Contour plot for total oxygen transfer rate as a function of pressure and total fiber area, for two different mass transfer coefficients (k). A) k value for fitted tubular system at 2 L min⁻¹. B) 10-fold increase simulating significant increased mixing.

4. Conclusions

Alternative treatments for hypoxic respiratory failure that function independent of the lungs are clearly needed. This has become more apparent with the worldwide COVID-19 pandemic which has overwhelmed ICUs around the world. An inexpensive, easy to deploy device that provides oxygen directly to the bloodstream, augmenting mechanical ventilation and possibly reducing the need for ECMO, would find broad and immediate use in a variety of clinical settings.

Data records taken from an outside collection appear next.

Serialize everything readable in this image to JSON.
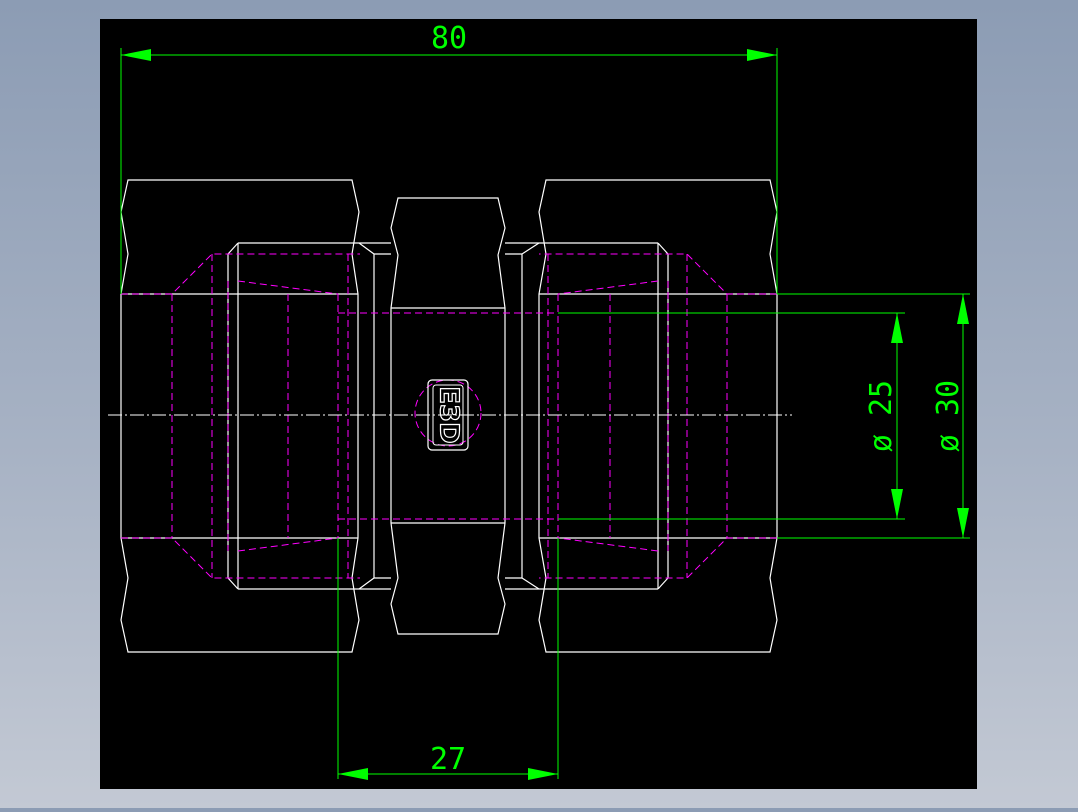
{
  "colors": {
    "background": "#000000",
    "outline": "#ffffff",
    "hidden": "#ff00ff",
    "dimension": "#00ff00",
    "centerline": "#ffffff"
  },
  "dimensions": {
    "overall_length": "80",
    "inner_length": "27",
    "diameter_inner": "ø 25",
    "diameter_outer": "ø 30"
  },
  "logo": {
    "text": "E3D"
  }
}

The work presented here describes fundamental engineering research in support of such a device which could be deployed intravascularly and provide a portion of a patient’s oxygen needs irrespective of the degree of lung injury. High oxygen fluxes were observed with our non-porous membrane devices reaching over 550 mL min⁻¹ m⁻² under hyperbaric oxygen supply. The work presented here demonstrates that operation under hyperbaric conditions allowed us to achieve oxygen fluxes greater than any previous work. Experiments showed that factors limiting the transfer of oxygen were both internal (diffusion through the membrane) and external (convection around the fibers). The amount to which these factors affected flux could be captured in a conceptually correct analytical model of the system. The model facilitated the conduct of a sensitivity analysis on the system and was used in a predictive fashion to determine the surface area required for a clinically meaningful device. Sensitivity analyses to model parameters showed differentiation between key mass transfer regimes and demonstrated that such a system will need significant mixing to take advantage of higher oxygen pressures. Our model predicts this approach has potential to deliver significant amounts of oxygen in a device that readily fits intravascularly. As we scale up, it can be expected that the membrane efficiencies will decrease as surface area increases though the system will be able to compensate for some amount of this lost efficiency by increasing oxygen pressure. We show that an important limitation in any intravascular oxygenation device that achieves such high fluxes is the risk of bubble formation, which will ultimately limit the maximum pressure at which a device could safely operate and, therefore, limit the upper bounds of safe oxygen transfer. These studies constitute the foundation for a new generation of intravascular oxygenation devices which could supply clinically significant amounts of oxygen to patients with hypoxic respiratory failure by overcoming mass transfer limitations with the use of hyperbaric pure oxygen flowing through non-porous hollow fiber membranes.